Pizza uznawana jest, bardzo niesprawiedliwie, za niezwykle tuczące danie. Prawdopodobnie przez luźne skojarzenie z jedzeniem typu fast food, które stało się synonimem niezdrowych i wysokokalorycznych dań. Ci, którzy sami robią pizzę doskonale wiedzą, że wcale nie jest to danie typu fast. I wcale nie trzeba się wiele nakombinować, by nazwać ją dietetyczną.

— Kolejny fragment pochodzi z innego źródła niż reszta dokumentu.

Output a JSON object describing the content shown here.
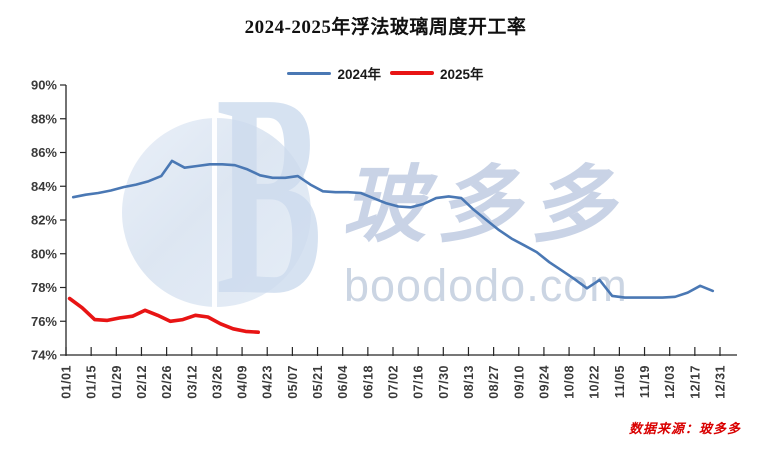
{
  "source_note": "数据来源：玻多多",
  "watermark": {
    "logo_letter": "B",
    "brand_cn": "玻多多",
    "brand_url": "boododo.com",
    "watermark_color": "#c5d0e4",
    "globe_color": "#dce6f2"
  },
  "chart_data": {
    "type": "line",
    "title": "2024-2025年浮法玻璃周度开工率",
    "xlabel": "",
    "ylabel": "",
    "ylim": [
      74,
      90
    ],
    "ytick_step": 2,
    "y_tick_labels": [
      "74%",
      "76%",
      "78%",
      "80%",
      "82%",
      "84%",
      "86%",
      "88%",
      "90%"
    ],
    "x_tick_labels": [
      "01/01",
      "01/15",
      "01/29",
      "02/12",
      "02/26",
      "03/12",
      "03/26",
      "04/09",
      "04/23",
      "05/07",
      "05/21",
      "06/04",
      "06/18",
      "07/02",
      "07/16",
      "07/30",
      "08/13",
      "08/27",
      "09/10",
      "09/24",
      "10/08",
      "10/22",
      "11/05",
      "11/19",
      "12/03",
      "12/17",
      "12/31"
    ],
    "grid": false,
    "legend_position": "top-center",
    "axis_color": "#262626",
    "tick_label_color": "#3a3a3a",
    "series": [
      {
        "name": "2024年",
        "color": "#4a78b4",
        "stroke_width": 2.6,
        "x": [
          "01/05",
          "01/12",
          "01/19",
          "01/26",
          "02/02",
          "02/09",
          "02/16",
          "02/23",
          "03/01",
          "03/08",
          "03/15",
          "03/22",
          "03/29",
          "04/05",
          "04/12",
          "04/19",
          "04/26",
          "05/03",
          "05/10",
          "05/17",
          "05/24",
          "05/31",
          "06/07",
          "06/14",
          "06/21",
          "06/28",
          "07/05",
          "07/12",
          "07/19",
          "07/26",
          "08/02",
          "08/09",
          "08/16",
          "08/23",
          "08/30",
          "09/06",
          "09/13",
          "09/20",
          "09/27",
          "10/04",
          "10/11",
          "10/18",
          "10/25",
          "11/01",
          "11/08",
          "11/15",
          "11/22",
          "11/29",
          "12/06",
          "12/13",
          "12/20",
          "12/27"
        ],
        "values": [
          83.35,
          83.5,
          83.6,
          83.75,
          83.95,
          84.1,
          84.3,
          84.6,
          85.5,
          85.1,
          85.2,
          85.3,
          85.3,
          85.25,
          85.0,
          84.65,
          84.5,
          84.5,
          84.6,
          84.1,
          83.7,
          83.65,
          83.65,
          83.6,
          83.3,
          83.0,
          82.8,
          82.75,
          82.95,
          83.3,
          83.4,
          83.3,
          82.6,
          82.0,
          81.4,
          80.9,
          80.5,
          80.1,
          79.5,
          79.0,
          78.5,
          77.95,
          78.45,
          77.5,
          77.4,
          77.4,
          77.4,
          77.4,
          77.45,
          77.7,
          78.1,
          77.8
        ]
      },
      {
        "name": "2025年",
        "color": "#e81414",
        "stroke_width": 3.6,
        "x": [
          "01/03",
          "01/10",
          "01/17",
          "01/24",
          "01/31",
          "02/07",
          "02/14",
          "02/21",
          "02/28",
          "03/07",
          "03/14",
          "03/21",
          "03/28",
          "04/04",
          "04/11",
          "04/18"
        ],
        "values": [
          77.35,
          76.8,
          76.1,
          76.05,
          76.2,
          76.3,
          76.65,
          76.35,
          76.0,
          76.1,
          76.35,
          76.25,
          75.85,
          75.55,
          75.4,
          75.35
        ]
      }
    ]
  }
}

Jak może wyglądać fit pizza? Oto nasz sposób.
Co w pizzy piszczy?
Dlaczego uznajemy pizzę za kaloryczną? Zapominamy, że wywodzące się z Włoszech danie wcale nie wygląda tak, jak w naszych rodzimych restauracjach. Cztery sery, majonezowe sosy, grube ciasto, boczek i szynka na jednym placku – to wszystko sprawia, że danie staje się coraz tłustsze i cięższe. I oczywiście nie ma w tym nic złego, sami uwielbiamy sos czosnkowy! Jednak nie każdy może pozwolić sobie na takie kaloryczne wyskoki. Dlatego zamiast zamartwiać się, że pizza tuczy i idzie w boczki, lepiej wybrać wersję dietetyczną tego uwielbianego na całym świecie posiłku.
Dietetyczne ciasto
Od czego zacząć? Najlepiej od podstaw! Ciasto do pizzy nie jest niczym strasznym i z całą pewnością to nie ono jest najbardziej tuczące. Jednak warto wprowadzić w nim kilka modyfikacji, które sprawią, że placek będzie nie tylko lżejszy, ale także zdrowszy. Jak? W większości przypadków pizza robiona jest z mąki pszennej – najmniej wartościowej ze wszystkich. Zamiast niej możemy spokojnie użyć razowej, bez konieczności zmieniania proporcji i eksperymentowania. Mąka razowa także powstaje po zmieleniu ziaren pszenicy, jednak przed zmieleniem nie są one oczyszczane, dzięki czemu zachowują bardzo duże ilości błonnika, który pozytywnie wpływa na pracę naszych jelit. Zamiast grubego ciasta możemy także wybrać cienkie – by nie zapychać się mąką, ale tym, co znajduje się na pizzy.
Dietetyczne dodatki
A co będzie się na niej znajdować? Najchętniej wybieranym dodatkiem jest szynka, jednak ją warto zamienić na trochę chudsze mięso, na przykład kurczaka czy indyka. Warto także zrezygnować z kilku rodzajów mięs, a zamiast nich dodać do pizzy trochę warzyw: groszek, fasolę (także zawierające białko), szpinak, paprykę czy kukurydzę. Ser żółty także lepiej zastąpić mniej tuczącym składnikiem – mozzarellą. Gouda w 100 g ma aż 356 kcal, natomiast mozzarella tylko 280 kcal. To robi różnicę! Zwłaszcza, że na jednej pizzy może znajdować się więcej, niż 100 g sera.
A na koniec? Zamiast majonezowych sosów lepiej wybrać tradycyjny ketchup. Najlepiej taki bez cukru. Możemy także skorzystać z domowego sosu pomidorowego, który zawiera dodatkowo pyszne zioła.
I jak? Nadal uważacie, że pizza nie może być dietetyczna?